One of the most pronounced unintended effects of monetary and fiscal policy is response lag. When changing their approach to policy, central banks usually cannot have an instant impact on the economy. Interest rate changes, for example, are subject to a fairly long lag before it takes effect. Even monetary supply controls do not have an immediate impact on the economy due to money velocity.
An issue that arises then is that the policy changes are enacted at one point in time and only start making waves at some later point. Any delay to effects, when changes are implemented, makes the data muddy and the exact influence of monetary policy harder to estimate (although, I might concede that the theoretical concerns may seem more drastic than they are in practice).
All of that is compounded by the fact that, even when the effects have appeared, the data on them needs to be collected, parsed, analyzed, and is only then published. As such, we have two sources of delay – natural pass-through and monetary policy lag and data collection practices.
Monetary policy lag is hard to solve
As it currently stands, it’s nearly impossible to solve monetary policy lag as the effect is largely due to the size of economies. Even in imaginary small economies (e.g., of 3 participants) that somehow have banking, money does not move instantly as it still needs to be traded for goods and delivered to the recipient.
When economies expand and institutions appear, delays continue increasing. Such is the case with monetary policy, especially when instruments like interest rate changes are implemented. These may immediately impact borrowers, but it takes a significantly longer time to get passed down to the economy at large.
If we add the various institution regulation and communication requirements, KYC processes, and numerous other highly important safeguards, the effects continue to compound. As such, monetary policy lag is somewhat of a necessity borne out of the way we conduct the economy.
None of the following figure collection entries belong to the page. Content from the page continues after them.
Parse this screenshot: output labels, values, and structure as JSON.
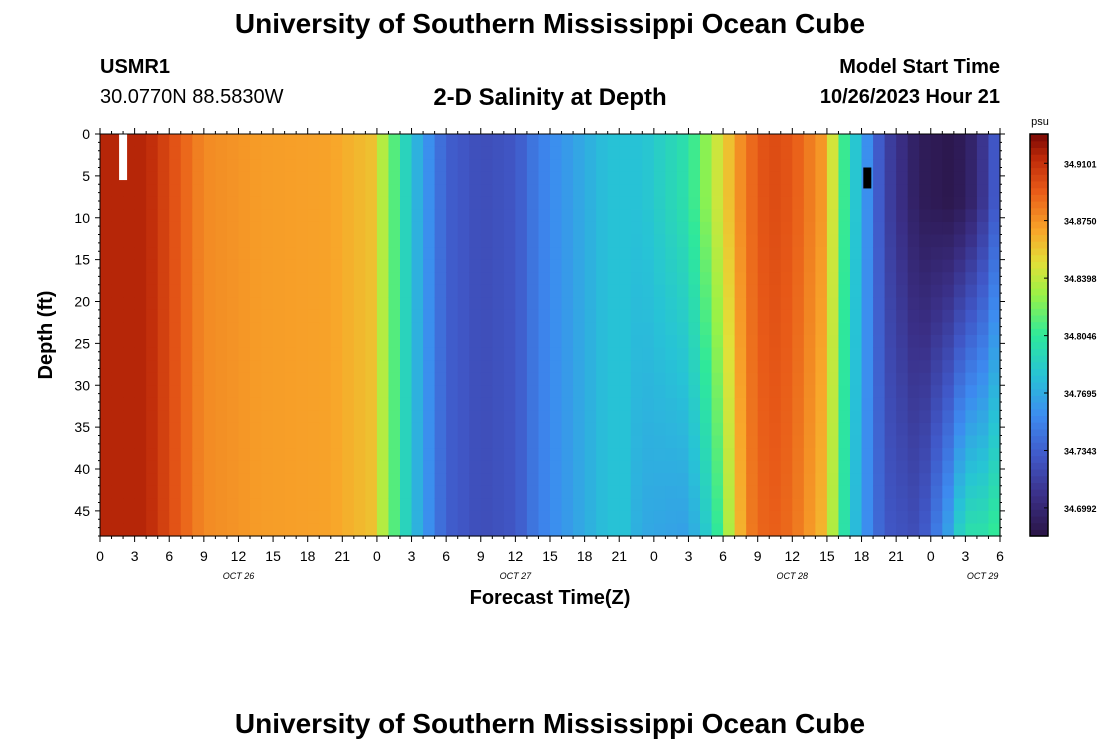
{
  "header": {
    "title": "University of Southern Mississippi Ocean Cube",
    "station": "USMR1",
    "coordinates": "30.0770N  88.5830W",
    "subtitle": "2-D Salinity at Depth",
    "model_start_label": "Model Start Time",
    "model_start_value": "10/26/2023 Hour 21"
  },
  "footer": {
    "title": "University of Southern Mississippi Ocean Cube"
  },
  "chart_data": {
    "type": "heatmap",
    "title": "2-D Salinity at Depth",
    "xlabel": "Forecast Time(Z)",
    "ylabel": "Depth (ft)",
    "x_ticks": [
      "0",
      "3",
      "6",
      "9",
      "12",
      "15",
      "18",
      "21",
      "0",
      "3",
      "6",
      "9",
      "12",
      "15",
      "18",
      "21",
      "0",
      "3",
      "6",
      "9",
      "12",
      "15",
      "18",
      "21",
      "0",
      "3",
      "6"
    ],
    "date_labels": [
      {
        "label": "OCT 26",
        "tick_index": 4
      },
      {
        "label": "OCT 27",
        "tick_index": 12
      },
      {
        "label": "OCT 28",
        "tick_index": 20
      },
      {
        "label": "OCT 29",
        "tick_index": 25.5
      }
    ],
    "x_range_hours": [
      0,
      78
    ],
    "y_ticks": [
      0,
      5,
      10,
      15,
      20,
      25,
      30,
      35,
      40,
      45
    ],
    "ylim": [
      0,
      48
    ],
    "y_inverted": true,
    "colorbar": {
      "unit": "psu",
      "tick_labels": [
        "34.9101",
        "34.8750",
        "34.8398",
        "34.8046",
        "34.7695",
        "34.7343",
        "34.6992"
      ],
      "min": 34.682,
      "max": 34.928
    },
    "profile": {
      "hours": [
        0,
        4,
        6,
        9,
        14,
        20,
        23.5,
        25,
        27,
        30,
        33,
        36,
        38,
        42,
        44,
        47,
        51,
        53,
        56,
        58,
        60,
        63,
        64,
        66,
        68,
        71,
        74,
        76,
        78
      ],
      "salinity": [
        34.915,
        34.915,
        34.9,
        34.878,
        34.872,
        34.87,
        34.86,
        34.825,
        34.78,
        34.735,
        34.725,
        34.73,
        34.75,
        34.77,
        34.78,
        34.78,
        34.8,
        34.835,
        34.885,
        34.9,
        34.895,
        34.87,
        34.82,
        34.77,
        34.72,
        34.69,
        34.685,
        34.7,
        34.74
      ]
    },
    "depth_effect": {
      "deep_delta": [
        {
          "hour": 46,
          "delta": -0.005
        },
        {
          "hour": 50,
          "delta": -0.03
        },
        {
          "hour": 53,
          "delta": -0.045
        },
        {
          "hour": 56,
          "delta": -0.005
        },
        {
          "hour": 63,
          "delta": -0.01
        },
        {
          "hour": 66,
          "delta": -0.005
        },
        {
          "hour": 71,
          "delta": 0.035
        },
        {
          "hour": 73,
          "delta": 0.07
        },
        {
          "hour": 75,
          "delta": 0.11
        },
        {
          "hour": 78,
          "delta": 0.07
        }
      ]
    },
    "missing_cells": [
      {
        "hour": 2,
        "depth_from": 0,
        "depth_to": 5.5,
        "color": "#ffffff"
      },
      {
        "hour": 66.5,
        "depth_from": 4,
        "depth_to": 6.5,
        "color": "#000000"
      }
    ]
  }
}
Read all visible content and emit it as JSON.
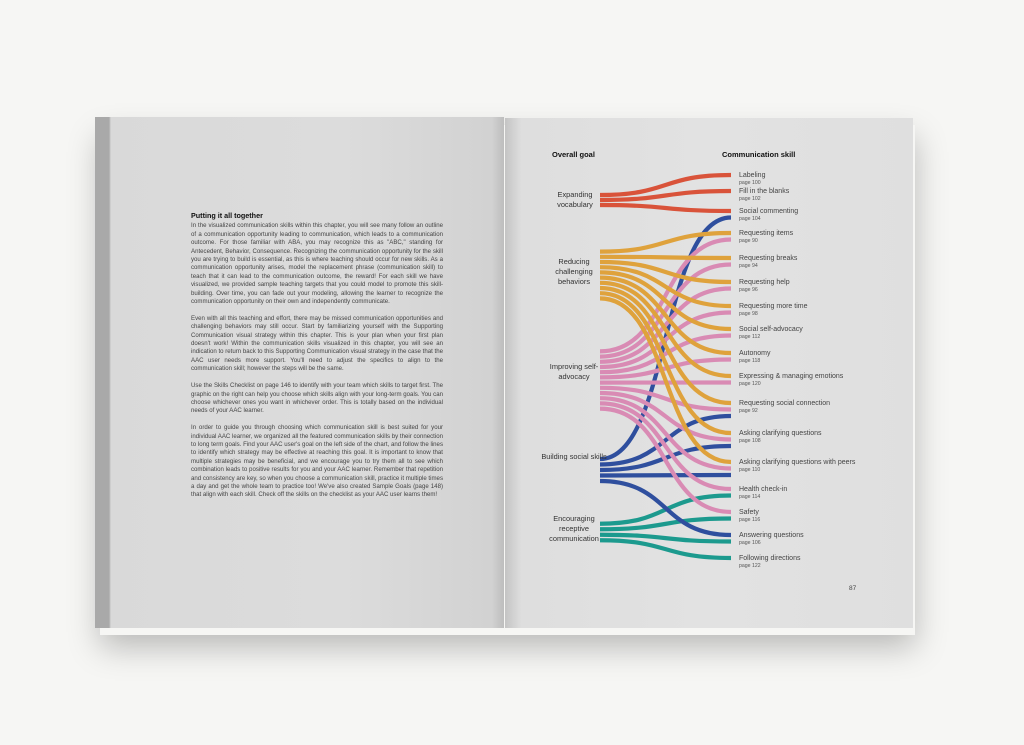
{
  "left_page": {
    "heading": "Putting it all together",
    "paragraphs": [
      "In the visualized communication skills within this chapter, you will see many follow an outline of a communication opportunity leading to communication, which leads to a communication outcome. For those familiar with ABA, you may recognize this as \"ABC,\" standing for Antecedent, Behavior, Consequence. Recognizing the communication opportunity for the skill you are trying to build is essential, as this is where teaching should occur for new skills. As a communication opportunity arises, model the replacement phrase (communication skill) to teach that it can lead to the communication outcome, the reward! For each skill we have visualized, we provided sample teaching targets that you could model to promote this skill-building. Over time, you can fade out your modeling, allowing the learner to recognize the communication opportunity on their own and independently communicate.",
      "Even with all this teaching and effort, there may be missed communication opportunities and challenging behaviors may still occur. Start by familiarizing yourself with the Supporting Communication visual strategy within this chapter. This is your plan when your first plan doesn't work! Within the communication skills visualized in this chapter, you will see an indication to return back to this Supporting Communication visual strategy in the case that the AAC user needs more support. You'll need to adjust the specifics to align to the communication skill; however the steps will be the same.",
      "Use the Skills Checklist on page 146 to identify with your team which skills to target first. The graphic on the right can help you choose which skills align with your long-term goals. You can choose whichever ones you want in whichever order. This is totally based on the individual needs of your AAC learner.",
      "In order to guide you through choosing which communication skill is best suited for your individual AAC learner, we organized all the featured communication skills by their connection to long term goals. Find your AAC user's goal on the left side of the chart, and follow the lines to identify which strategy may be effective at reaching this goal. It is important to know that multiple strategies may be beneficial, and we encourage you to try them all to see which combination leads to positive results for you and your AAC learner. Remember that repetition and consistency are key, so when you choose a communication skill, practice it multiple times a day and get the whole team to practice too! We've also created Sample Goals (page 148) that align with each skill. Check off the skills on the checklist as your AAC user learns them!"
    ]
  },
  "right_page": {
    "left_header": "Overall goal",
    "right_header": "Communication skill",
    "page_number": "87",
    "goals": [
      {
        "label": "Expanding vocabulary",
        "color": "#d9533a"
      },
      {
        "label": "Reducing challenging behaviors",
        "color": "#dfa23c"
      },
      {
        "label": "Improving self-advocacy",
        "color": "#d98bb4"
      },
      {
        "label": "Building social skills",
        "color": "#2f4f9e"
      },
      {
        "label": "Encouraging receptive communication",
        "color": "#1c9a8e"
      }
    ],
    "skills": [
      {
        "label": "Labeling",
        "page": "page 100",
        "goals": [
          0
        ]
      },
      {
        "label": "Fill in the blanks",
        "page": "page 102",
        "goals": [
          0
        ]
      },
      {
        "label": "Social commenting",
        "page": "page 104",
        "goals": [
          0,
          3
        ]
      },
      {
        "label": "Requesting items",
        "page": "page 90",
        "goals": [
          1,
          2
        ]
      },
      {
        "label": "Requesting breaks",
        "page": "page 94",
        "goals": [
          1,
          2
        ]
      },
      {
        "label": "Requesting help",
        "page": "page 96",
        "goals": [
          1,
          2
        ]
      },
      {
        "label": "Requesting more time",
        "page": "page 98",
        "goals": [
          1,
          2
        ]
      },
      {
        "label": "Social self-advocacy",
        "page": "page 112",
        "goals": [
          1,
          2
        ]
      },
      {
        "label": "Autonomy",
        "page": "page 118",
        "goals": [
          1,
          2
        ]
      },
      {
        "label": "Expressing & managing emotions",
        "page": "page 120",
        "goals": [
          1,
          2
        ]
      },
      {
        "label": "Requesting social connection",
        "page": "page 92",
        "goals": [
          1,
          2,
          3
        ]
      },
      {
        "label": "Asking clarifying questions",
        "page": "page 108",
        "goals": [
          1,
          2,
          3
        ]
      },
      {
        "label": "Asking clarifying questions with peers",
        "page": "page 110",
        "goals": [
          1,
          2,
          3
        ]
      },
      {
        "label": "Health check-in",
        "page": "page 114",
        "goals": [
          2,
          4
        ]
      },
      {
        "label": "Safety",
        "page": "page 116",
        "goals": [
          2,
          4
        ]
      },
      {
        "label": "Answering questions",
        "page": "page 106",
        "goals": [
          3,
          4
        ]
      },
      {
        "label": "Following directions",
        "page": "page 122",
        "goals": [
          4
        ]
      }
    ]
  }
}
There is some speculation that a central bank digital currency (also known as CBDC) could improve general money velocity, which would, in turn, potentially reduce monetary policy lag. Yet, these benefits are still regarded with an air of caution even on money velocity, so it’s unknown whether CBDC would affect monetary policy lag.
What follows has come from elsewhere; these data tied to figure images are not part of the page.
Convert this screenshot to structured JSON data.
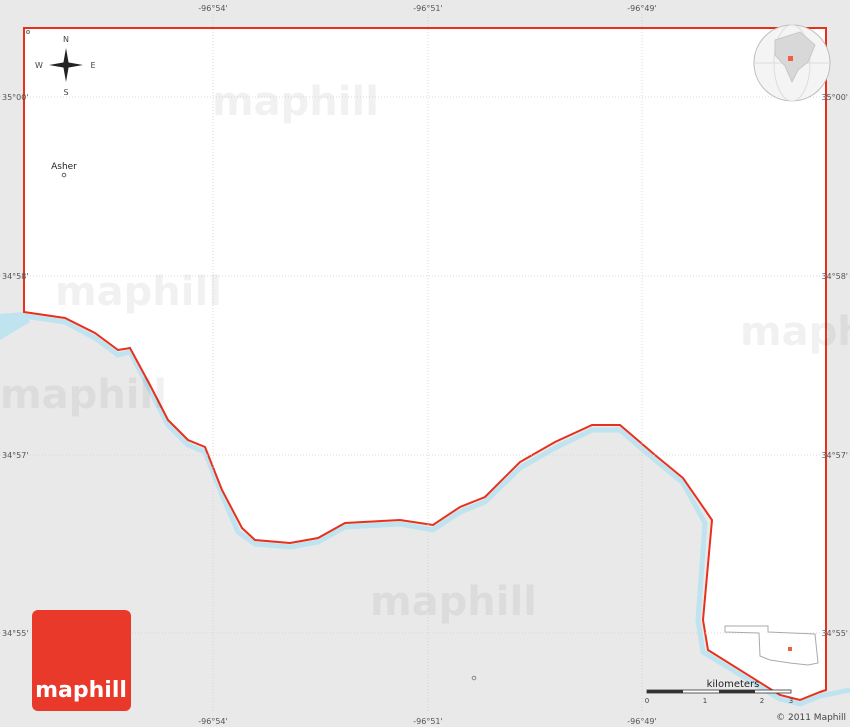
{
  "map": {
    "longitude_labels": [
      "-96°54'",
      "-96°51'",
      "-96°49'"
    ],
    "latitude_labels": [
      "35°00'",
      "34°58'",
      "34°57'",
      "34°55'"
    ],
    "compass": {
      "north": "N",
      "south": "S",
      "west": "W",
      "east": "E"
    },
    "place": "Asher",
    "scale": {
      "title": "kilometers",
      "ticks": [
        "0",
        "1",
        "2",
        "3"
      ]
    },
    "watermark": "maphill",
    "logo": "maphill",
    "copyright": "© 2011 Maphill"
  }
}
Any effect would also depend on the implementation. Most CBDC proposals still rely on institutions that would stand between the end user and the central bank, which means that the delay caused by middlemen would not be solved.
As such, even in the best cases, wherein CBDC is implemented as a direct central bank currency that end users get to use without middlemen, monetary policy would still have delayed effects on the economy. It’s quite a bit different, however, with data collection.
Data lag is easy to solve
Data collection is usually performed by manually collecting data from various sources and then aggregating it in statistical databases. Many of the important measures, such as inflation and employment rates, can potentially be collected through alternative data instead of using traditional methods.
Web scraping is the primary tool that can be employed to generate alternative data for the effects of monetary policy. For example, to measure the effect interest rate changes had on inflation, a central bank could scrape ecommerce and retail data from the publicly available internet to measure how much prices have changed.
I should note, however, that would be a somewhat imperfect metric as inflation should showcase a general fall in purchasing power, which might not be reflected in ecommerce products as the range is limited and there are scarcely any services available.
Yet, such an approach was rather successfully performed in academia. The Billion Prices Project has produced numerous research papers and alternative measures of CPI, especially in countries where access to objective information might have been restricted. All of it was performed by employing large scale scraping and collecting pricing data from online retailers.
Employment rates, while harder to measure, can be assessed through the appearance, disappearance, and publicly stated hiring of staff. As most of the hiring nowadays happens through online services and websites, all of the information is readily available for governments. Collecting historical data on that can give insight into how much employment rates are changing.
At the very least, the velocity of employment can be measured, which can serve as a proxy signal for general rates. All of such data, however, is highly sensitive and should only be undertaken with legal counsel, even if the actor, in this case, would be a central bank.
So, web scraping can make macroeconomic measures more readily available for both central banks and researchers. It also makes the acquisition nearly instantaneous, as web scraping can extract data from nearly any source in real time.
As such, automated publicly available data collection has the potential to completely remove the issues associated with data lag. In other words, it may solve one part of the equation when estimating the effect of monetary policy.
Conclusion
While web scraping has still not seen widespread adoption in the public and academic sectors, its potential to solve or minimize existing problems is immense. It may be one of the most revolutionary practices that can help advance large scale statistical analysis and provide more immediate and actionable insights than any other data collection methods that exist right now.
Additionally, collection processes are no longer expensive as web scraping has evolved significantly over the past few years. In fact, companies have even started providing tools for free for non-commercial use cases through projects such as 4beta, created by Oxylabs.